Can an Insurer Non-Renew a Business That’s in Chapter 11 Bankruptcy?
Question from an IIABNY member: “We have a situation where one of our insurance companies is non-renewing a commercial middle market client due to bankruptcy/Chapter 11. One of our other carrier reps has informed us that this might be illegal; if the insured is in Chapter 11 bankruptcy and is working with the courts to have it remedied, the Bankruptcy Court can force the insurance company to renew the policy at the same/similar rate. If all the alternatives we were able to find were significantly more expensive (E&S or standard), our insured could claim that the insurance company is preventing them from reorganizing by forcing them to pay the more expensive premium with other carriers. If the insurance company had non-renewed because of the outstanding loss control or because of the significant losses, this may not be the case, but the non-renewal notices were for bankruptcy only. Do you have any information relating to this topic?”

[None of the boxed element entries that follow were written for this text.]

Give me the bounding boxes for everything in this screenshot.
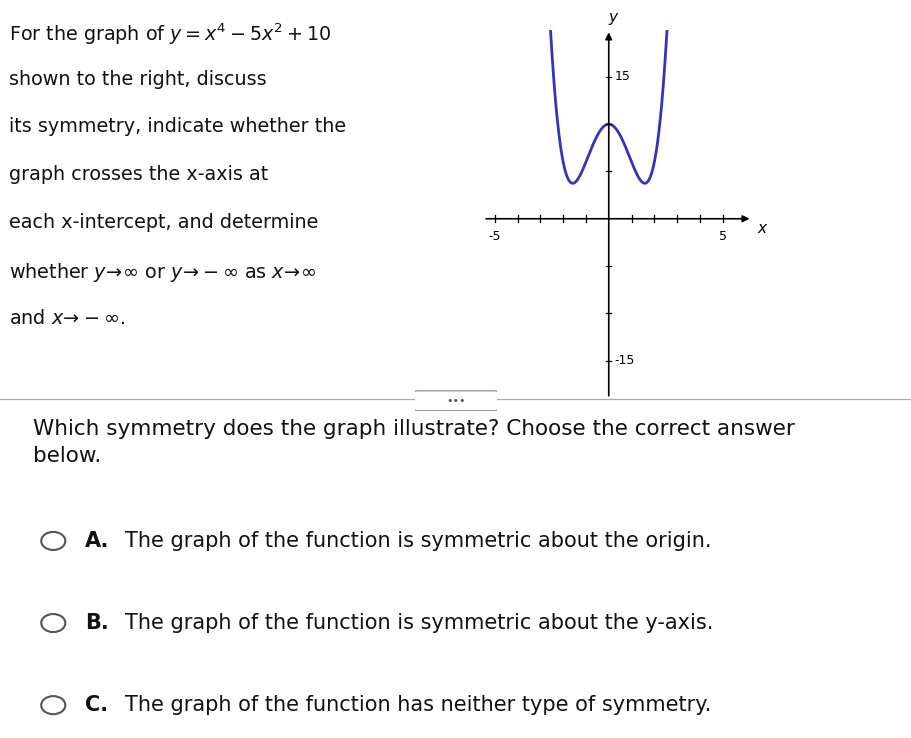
Text: y: y xyxy=(608,10,617,25)
Text: whether $y\!\rightarrow\!\infty$ or $y\!\rightarrow\! -\infty$ as $x\!\rightarro: whether $y\!\rightarrow\!\infty$ or $y\!… xyxy=(9,261,316,284)
Text: 5: 5 xyxy=(718,230,726,243)
Text: graph crosses the x-axis at: graph crosses the x-axis at xyxy=(9,165,268,184)
Text: The graph of the function is symmetric about the y-axis.: The graph of the function is symmetric a… xyxy=(126,613,713,633)
Text: The graph of the function is symmetric about the origin.: The graph of the function is symmetric a… xyxy=(126,531,711,551)
Text: each x-intercept, and determine: each x-intercept, and determine xyxy=(9,213,318,232)
Text: •••: ••• xyxy=(445,396,466,406)
Text: C.: C. xyxy=(86,695,108,715)
Text: The graph of the function has neither type of symmetry.: The graph of the function has neither ty… xyxy=(126,695,711,715)
Text: Which symmetry does the graph illustrate? Choose the correct answer
below.: Which symmetry does the graph illustrate… xyxy=(33,419,794,466)
Text: shown to the right, discuss: shown to the right, discuss xyxy=(9,69,266,89)
Text: -15: -15 xyxy=(614,354,634,368)
Text: and $x\!\rightarrow\! -\infty$.: and $x\!\rightarrow\! -\infty$. xyxy=(9,308,125,328)
Text: B.: B. xyxy=(86,613,109,633)
Text: -5: -5 xyxy=(488,230,500,243)
FancyBboxPatch shape xyxy=(412,391,499,410)
Text: A.: A. xyxy=(86,531,109,551)
Text: 15: 15 xyxy=(614,70,630,83)
Text: its symmetry, indicate whether the: its symmetry, indicate whether the xyxy=(9,117,346,137)
Text: x: x xyxy=(756,221,765,235)
Text: For the graph of $y = x^4 - 5x^2 + 10$: For the graph of $y = x^4 - 5x^2 + 10$ xyxy=(9,22,331,47)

Answer: While the U.S. Bankruptcy Code is way outside my area of expertise, I found an article from the July 30, 2009, issue of the Insurance Journal, written by the president of NIP Specialty Brokerage, a wholesaler that has created a special Bankruptcy Facility to help risks in Chapter 11. He wrote in part:
Bankruptcy laws do not prevent an insurer from canceling or refusing to renew. Rather state laws or specific policy cancellation or non-renewal terms control whether the insurer may terminate coverage. Even in states with restrictive cancellation laws, a bankruptcy filing may be considered a material change in hazard, which many states recognize as a legitimate reason for mid-term policy termination with the proper advance notice.
I also found a 2007 New York Insurance Department advisory legal opinion stating that New York law does not prohibit an insurer from non-renewing a policy due to the insured’s bankruptcy.